Use PyStarburst for data analysis

32 mins remaining

1. Tutorial overview

Last Updated: 2024-08-15

Background

PyStarburst is a library that brings Python DataFrames to Starburst. If you're a data analyst or data scientist, this means that you can choose to use SQL or Python to analyze your data, all while taking advantage of the Trino distributed query engine.

Scope of tutorial

This tutorial will guide you through setting up a schema and tables in Starburst Galaxy. It will then show you how to use PyStarburst to answer some questions about the data. The equivalent SQL commands will be provided for reference.

Learning objectives

Once you've completed this tutorial, you will be able to:

  • Use SQL to create a schema and tables in Starburst Galaxy
  • Use PyStarburst to analyze data in Starburst Galaxy

Prerequisites

  • You must have a Starburst Galaxy account set up before you can complete this tutorial. You can find instructions for creating a free account here.
  • You must complete the tutorial Configure a Starburst Galaxy data lake catalog and schema to prepare your environment for this tutorial.
  • You must have PyStarburst installed on your computer before beginning this tutorial. If you need help setting this up, we have a tutorial to guide you through the process.

2. Prepare environment

Background

In one of the prerequisites to this tutorial, you created a catalog called tmp_cat which you connected to an S3 bucket owned by Starburst. The S3 bucket that you connected to also contains some flight data, which you will use in this tutorial. Before you can analyze the data, you'll need to complete a few tasks to prepare your environment.

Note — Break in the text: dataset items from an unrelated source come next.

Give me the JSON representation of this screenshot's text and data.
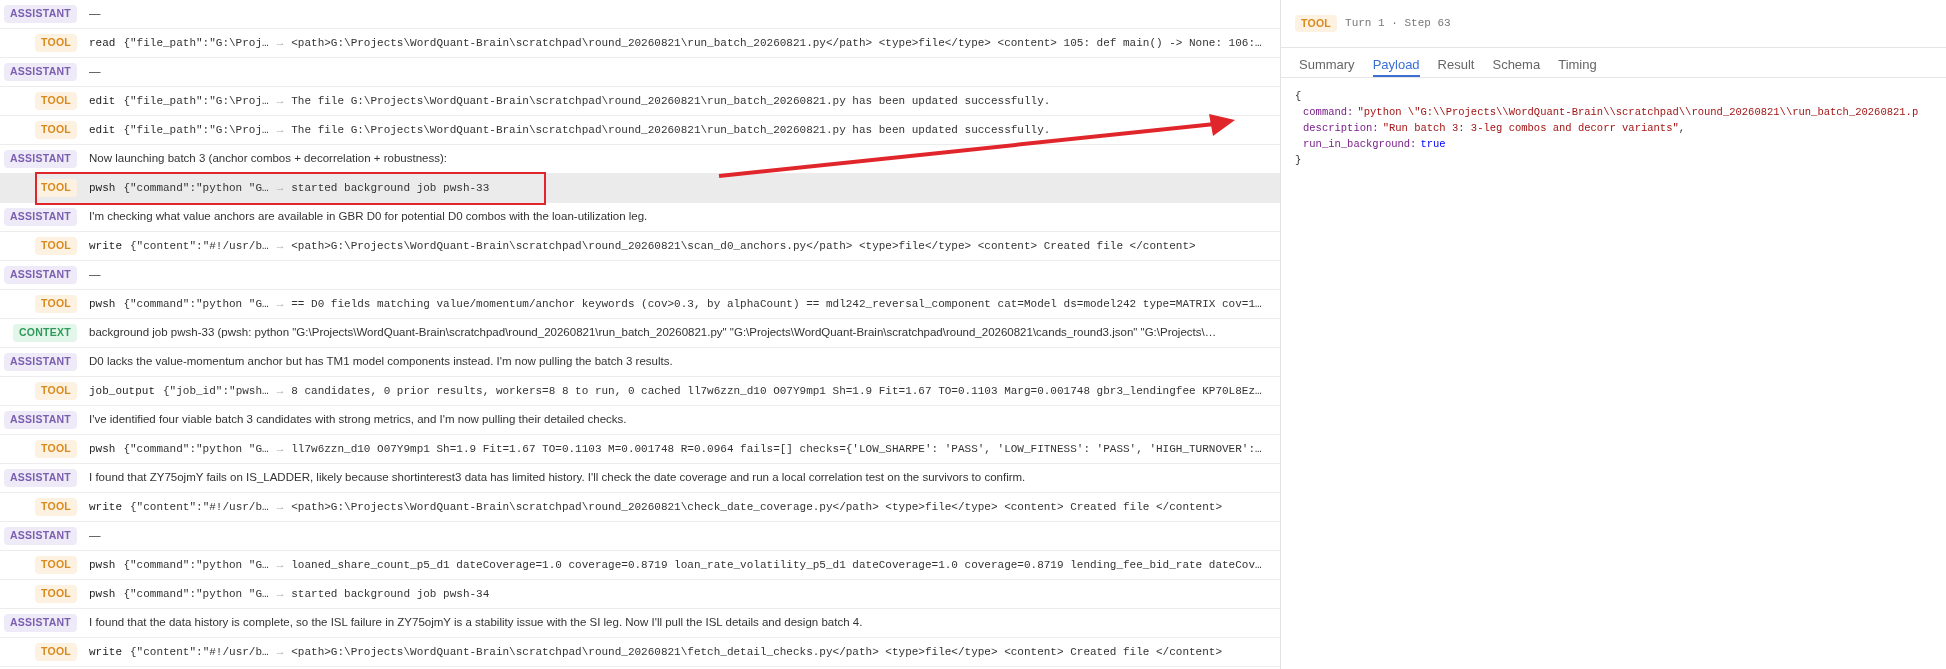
{
  "rows": [
    {
      "kind": "assistant",
      "role": "ASSISTANT",
      "text": "—",
      "selected": false
    },
    {
      "kind": "tool",
      "role": "TOOL",
      "name": "read",
      "args": "{\"file_path\":\"G:\\Proj…",
      "arrow": "→",
      "result": "<path>G:\\Projects\\WordQuant-Brain\\scratchpad\\round_20260821\\run_batch_20260821.py</path> <type>file</type> <content> 105: def main() -> None: 106:…",
      "selected": false
    },
    {
      "kind": "assistant",
      "role": "ASSISTANT",
      "text": "—",
      "selected": false
    },
    {
      "kind": "tool",
      "role": "TOOL",
      "name": "edit",
      "args": "{\"file_path\":\"G:\\Proj…",
      "arrow": "→",
      "result": "The file G:\\Projects\\WordQuant-Brain\\scratchpad\\round_20260821\\run_batch_20260821.py has been updated successfully.",
      "selected": false
    },
    {
      "kind": "tool",
      "role": "TOOL",
      "name": "edit",
      "args": "{\"file_path\":\"G:\\Proj…",
      "arrow": "→",
      "result": "The file G:\\Projects\\WordQuant-Brain\\scratchpad\\round_20260821\\run_batch_20260821.py has been updated successfully.",
      "selected": false
    },
    {
      "kind": "assistant",
      "role": "ASSISTANT",
      "text": "Now launching batch 3 (anchor combos + decorrelation + robustness):",
      "selected": false
    },
    {
      "kind": "tool",
      "role": "TOOL",
      "name": "pwsh",
      "args": "{\"command\":\"python \"G…",
      "arrow": "→",
      "result": "started background job pwsh-33",
      "selected": true
    },
    {
      "kind": "assistant",
      "role": "ASSISTANT",
      "text": "I'm checking what value anchors are available in GBR D0 for potential D0 combos with the loan-utilization leg.",
      "selected": false
    },
    {
      "kind": "tool",
      "role": "TOOL",
      "name": "write",
      "args": "{\"content\":\"#!/usr/b…",
      "arrow": "→",
      "result": "<path>G:\\Projects\\WordQuant-Brain\\scratchpad\\round_20260821\\scan_d0_anchors.py</path> <type>file</type> <content> Created file </content>",
      "selected": false
    },
    {
      "kind": "assistant",
      "role": "ASSISTANT",
      "text": "—",
      "selected": false
    },
    {
      "kind": "tool",
      "role": "TOOL",
      "name": "pwsh",
      "args": "{\"command\":\"python \"G…",
      "arrow": "→",
      "result": "== D0 fields matching value/momentum/anchor keywords (cov>0.3, by alphaCount) == mdl242_reversal_component cat=Model ds=model242 type=MATRIX cov=1…",
      "selected": false
    },
    {
      "kind": "context",
      "role": "CONTEXT",
      "text": "background job pwsh-33 (pwsh: python \"G:\\Projects\\WordQuant-Brain\\scratchpad\\round_20260821\\run_batch_20260821.py\" \"G:\\Projects\\WordQuant-Brain\\scratchpad\\round_20260821\\cands_round3.json\" \"G:\\Projects\\…",
      "selected": false
    },
    {
      "kind": "assistant",
      "role": "ASSISTANT",
      "text": "D0 lacks the value-momentum anchor but has TM1 model components instead. I'm now pulling the batch 3 results.",
      "selected": false
    },
    {
      "kind": "tool",
      "role": "TOOL",
      "name": "job_output",
      "args": "{\"job_id\":\"pwsh…",
      "arrow": "→",
      "result": "8 candidates, 0 prior results, workers=8 8 to run, 0 cached ll7w6zzn_d10 O07Y9mp1 Sh=1.9 Fit=1.67 TO=0.1103 Marg=0.001748 gbr3_lendingfee KP70L8Ez…",
      "selected": false
    },
    {
      "kind": "assistant",
      "role": "ASSISTANT",
      "text": "I've identified four viable batch 3 candidates with strong metrics, and I'm now pulling their detailed checks.",
      "selected": false
    },
    {
      "kind": "tool",
      "role": "TOOL",
      "name": "pwsh",
      "args": "{\"command\":\"python \"G…",
      "arrow": "→",
      "result": "ll7w6zzn_d10 O07Y9mp1 Sh=1.9 Fit=1.67 TO=0.1103 M=0.001748 R=0.0964 fails=[] checks={'LOW_SHARPE': 'PASS', 'LOW_FITNESS': 'PASS', 'HIGH_TURNOVER':…",
      "selected": false
    },
    {
      "kind": "assistant",
      "role": "ASSISTANT",
      "text": "I found that ZY75ojmY fails on IS_LADDER, likely because shortinterest3 data has limited history. I'll check the date coverage and run a local correlation test on the survivors to confirm.",
      "selected": false
    },
    {
      "kind": "tool",
      "role": "TOOL",
      "name": "write",
      "args": "{\"content\":\"#!/usr/b…",
      "arrow": "→",
      "result": "<path>G:\\Projects\\WordQuant-Brain\\scratchpad\\round_20260821\\check_date_coverage.py</path> <type>file</type> <content> Created file </content>",
      "selected": false
    },
    {
      "kind": "assistant",
      "role": "ASSISTANT",
      "text": "—",
      "selected": false
    },
    {
      "kind": "tool",
      "role": "TOOL",
      "name": "pwsh",
      "args": "{\"command\":\"python \"G…",
      "arrow": "→",
      "result": "loaned_share_count_p5_d1 dateCoverage=1.0 coverage=0.8719 loan_rate_volatility_p5_d1 dateCoverage=1.0 coverage=0.8719 lending_fee_bid_rate dateCov…",
      "selected": false
    },
    {
      "kind": "tool",
      "role": "TOOL",
      "name": "pwsh",
      "args": "{\"command\":\"python \"G…",
      "arrow": "→",
      "result": "started background job pwsh-34",
      "selected": false
    },
    {
      "kind": "assistant",
      "role": "ASSISTANT",
      "text": "I found that the data history is complete, so the ISL failure in ZY75ojmY is a stability issue with the SI leg. Now I'll pull the ISL details and design batch 4.",
      "selected": false
    },
    {
      "kind": "tool",
      "role": "TOOL",
      "name": "write",
      "args": "{\"content\":\"#!/usr/b…",
      "arrow": "→",
      "result": "<path>G:\\Projects\\WordQuant-Brain\\scratchpad\\round_20260821\\fetch_detail_checks.py</path> <type>file</type> <content> Created file </content>",
      "selected": false
    }
  ],
  "detail": {
    "badge": "TOOL",
    "kind": "tool",
    "subtitle": "Turn 1 · Step 63",
    "tabs": [
      {
        "label": "Summary",
        "selected": false
      },
      {
        "label": "Payload",
        "selected": true
      },
      {
        "label": "Result",
        "selected": false
      },
      {
        "label": "Schema",
        "selected": false
      },
      {
        "label": "Timing",
        "selected": false
      }
    ],
    "open": "{",
    "close": "}",
    "fields": [
      {
        "key": "command:",
        "value": "\"python \\\"G:\\\\Projects\\\\WordQuant-Brain\\\\scratchpad\\\\round_20260821\\\\run_batch_20260821.p",
        "kind": "string"
      },
      {
        "key": "description:",
        "value": "\"Run batch 3: 3-leg combos and decorr variants\"",
        "kind": "string",
        "suffix": ","
      },
      {
        "key": "run_in_background:",
        "value": "true",
        "kind": "bool"
      }
    ]
  }
}
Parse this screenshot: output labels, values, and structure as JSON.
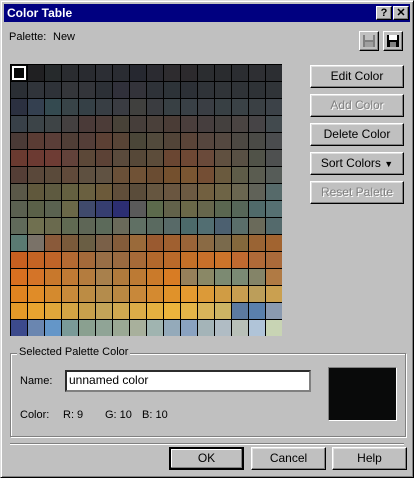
{
  "window": {
    "title": "Color Table",
    "help_glyph": "?",
    "close_glyph": "✕"
  },
  "palette": {
    "label": "Palette:",
    "name": "New"
  },
  "buttons": {
    "edit_color": "Edit Color",
    "add_color": "Add Color",
    "delete_color": "Delete Color",
    "sort_colors": "Sort Colors",
    "reset_palette": "Reset Palette",
    "ok": "OK",
    "cancel": "Cancel",
    "help": "Help"
  },
  "icons": {
    "save_disabled": "floppy-disk-disabled-icon",
    "save": "floppy-disk-icon",
    "dropdown": "triangle-down-icon"
  },
  "selected": {
    "group_label": "Selected Palette Color",
    "name_label": "Name:",
    "name_value": "unnamed color",
    "color_label": "Color:",
    "r": "R: 9",
    "g": "G: 10",
    "b": "B: 10",
    "swatch_hex": "#090a0a"
  },
  "grid_colors": [
    [
      "#090a0a",
      "#202022",
      "#262a2c",
      "#2a2c30",
      "#292b30",
      "#2c2e34",
      "#2a2c32",
      "#262830",
      "#2b2b31",
      "#2e2c2f",
      "#2c2a2d",
      "#2b2d30",
      "#2a2c2f",
      "#2b2d31",
      "#2e2f33",
      "#2c2e32"
    ],
    [
      "#2a2e34",
      "#30343a",
      "#2e3238",
      "#34363a",
      "#33353a",
      "#2c3036",
      "#30303a",
      "#33333a",
      "#2e3238",
      "#2d3338",
      "#2c3036",
      "#2f3338",
      "#303438",
      "#2f3337",
      "#2e3236",
      "#303438"
    ],
    [
      "#2b3040",
      "#344050",
      "#344a50",
      "#384448",
      "#354046",
      "#383e44",
      "#3a3c42",
      "#40403e",
      "#3a3c40",
      "#384044",
      "#394046",
      "#3a3e44",
      "#384044",
      "#3a4246",
      "#3a4044",
      "#3c4248"
    ],
    [
      "#384048",
      "#3c4448",
      "#3e4446",
      "#444040",
      "#4a3a38",
      "#4c3c38",
      "#484238",
      "#463e3a",
      "#4a403a",
      "#4a3c36",
      "#4a3e3c",
      "#463e3e",
      "#44403e",
      "#4a4442",
      "#464446",
      "#424a4e"
    ],
    [
      "#4a3a36",
      "#5a3c34",
      "#5a3e38",
      "#503e36",
      "#543e38",
      "#5c4034",
      "#584436",
      "#4a4638",
      "#524a3c",
      "#524438",
      "#5a4438",
      "#56463e",
      "#544840",
      "#4c4842",
      "#4a4a46",
      "#4a4c4e"
    ],
    [
      "#6a3a30",
      "#6c3a32",
      "#6e3c34",
      "#62423a",
      "#5c4838",
      "#5c4236",
      "#5a4a3c",
      "#564838",
      "#5c4c3a",
      "#6a4632",
      "#6e4834",
      "#6a4a3a",
      "#605040",
      "#585044",
      "#505248",
      "#4e5050"
    ],
    [
      "#543e36",
      "#5a483a",
      "#5a4a3a",
      "#604a3a",
      "#5e5040",
      "#605242",
      "#6a5038",
      "#705236",
      "#6a4c32",
      "#74502e",
      "#7a5632",
      "#744e34",
      "#6a5a3e",
      "#5e5c48",
      "#5a5c50",
      "#565c58"
    ],
    [
      "#5a5848",
      "#60583c",
      "#5e5a40",
      "#646040",
      "#6a6040",
      "#6c5a3a",
      "#604e3a",
      "#5a4c3a",
      "#665640",
      "#6a5640",
      "#6c5a42",
      "#726040",
      "#6e6446",
      "#6a6650",
      "#606258",
      "#566a6a"
    ],
    [
      "#5a6050",
      "#5a6048",
      "#5a6250",
      "#6a6848",
      "#404a6c",
      "#363e70",
      "#2c2e72",
      "#5a5a5a",
      "#5c6a4c",
      "#62624a",
      "#6a6848",
      "#66664c",
      "#5a6650",
      "#566658",
      "#506a6a",
      "#567072"
    ],
    [
      "#606a5a",
      "#707050",
      "#6a6a4e",
      "#606a52",
      "#5e6656",
      "#5c6a5a",
      "#6a6a5a",
      "#607064",
      "#5a6a60",
      "#586a68",
      "#4c6a6a",
      "#526e72",
      "#4c6070",
      "#5a6e6a",
      "#6a6a5a",
      "#546a6c"
    ],
    [
      "#5a7a72",
      "#7a7268",
      "#8a5a3a",
      "#7a5a3a",
      "#6a5e44",
      "#7a6048",
      "#845c3a",
      "#9a6a3a",
      "#9a5a30",
      "#a06030",
      "#9a6438",
      "#8a6a44",
      "#7a6a4c",
      "#84683c",
      "#9a6434",
      "#a26430"
    ],
    [
      "#c86020",
      "#c46424",
      "#c06428",
      "#b46a32",
      "#a46a3a",
      "#986e46",
      "#9a6a40",
      "#a66a38",
      "#b2682c",
      "#ba6a2a",
      "#c47028",
      "#c8702a",
      "#cc742a",
      "#c06a30",
      "#b06a38",
      "#aa6a3a"
    ],
    [
      "#d87020",
      "#d47428",
      "#c8782c",
      "#c07a34",
      "#b47c3e",
      "#a8804c",
      "#b07a3c",
      "#bc7a34",
      "#ca7a2a",
      "#d87c24",
      "#96805a",
      "#8a8866",
      "#7c8a72",
      "#7a8a74",
      "#848468",
      "#b07a44"
    ],
    [
      "#e08420",
      "#e08c28",
      "#d48a2e",
      "#c88a3a",
      "#bc8c44",
      "#b48c4c",
      "#ba8842",
      "#c8883a",
      "#d48a30",
      "#e0922a",
      "#e49a30",
      "#dc9a38",
      "#d09c44",
      "#c89e50",
      "#bc9e5a",
      "#caa050"
    ],
    [
      "#e49a28",
      "#e8a430",
      "#e0a63a",
      "#d4a444",
      "#c8a04c",
      "#c4a458",
      "#d0a850",
      "#dcac48",
      "#e4b040",
      "#ecb43c",
      "#e4b448",
      "#d8b45a",
      "#ccb464",
      "#5c7aa0",
      "#5a80ac",
      "#8a9ab0"
    ],
    [
      "#3c4a8c",
      "#6a86b0",
      "#6496c8",
      "#7a9a98",
      "#8aa090",
      "#90a496",
      "#9aa894",
      "#a8b09c",
      "#a0b4b0",
      "#94aaba",
      "#8aa2c0",
      "#a4b4b8",
      "#b0bcc4",
      "#b8c0b8",
      "#b0c4d8",
      "#c8d4b4"
    ]
  ]
}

First, you'll have to add a location privilege to the accountadmin role in Starburst Galaxy to ensure that you can write to the folder within the S3 bucket that contains the flight data. After that, you'll use the Query editor to execute some SQL to create the necessary schema and tables.

Step 1: Sign in to Starburst Galaxy and confirm role

  • Log in to your Starburst Galaxy account.

Your current role is listed in the top right-hand corner of the screen.

  • Check your role, to ensure that it is set to accountadmin.
  • If it is set to anything else, use the drop-down menu to select the correct role.

Step 2: Add location privilege to accountadmin

You must add a location privilege for the accountadmin role to be able to write to the S3 bucket location. If you don't, you'll get an error when you try to create your schema.

  • Expand the left-hand navigation menu, and select Access>>Roles and privileges.
  • Select the accountadmin role.
  • Select the Privileges tab.
  • Click the Add privilege button.
  • Select the Location tab.
  • Copy and paste the following into the Storage location name box: s3://starburst-tutorials/*
  • Click the Save privileges button.

Step 3: Create schema

Now that you've added the location privilege, you're ready to create a schema for the aviation data.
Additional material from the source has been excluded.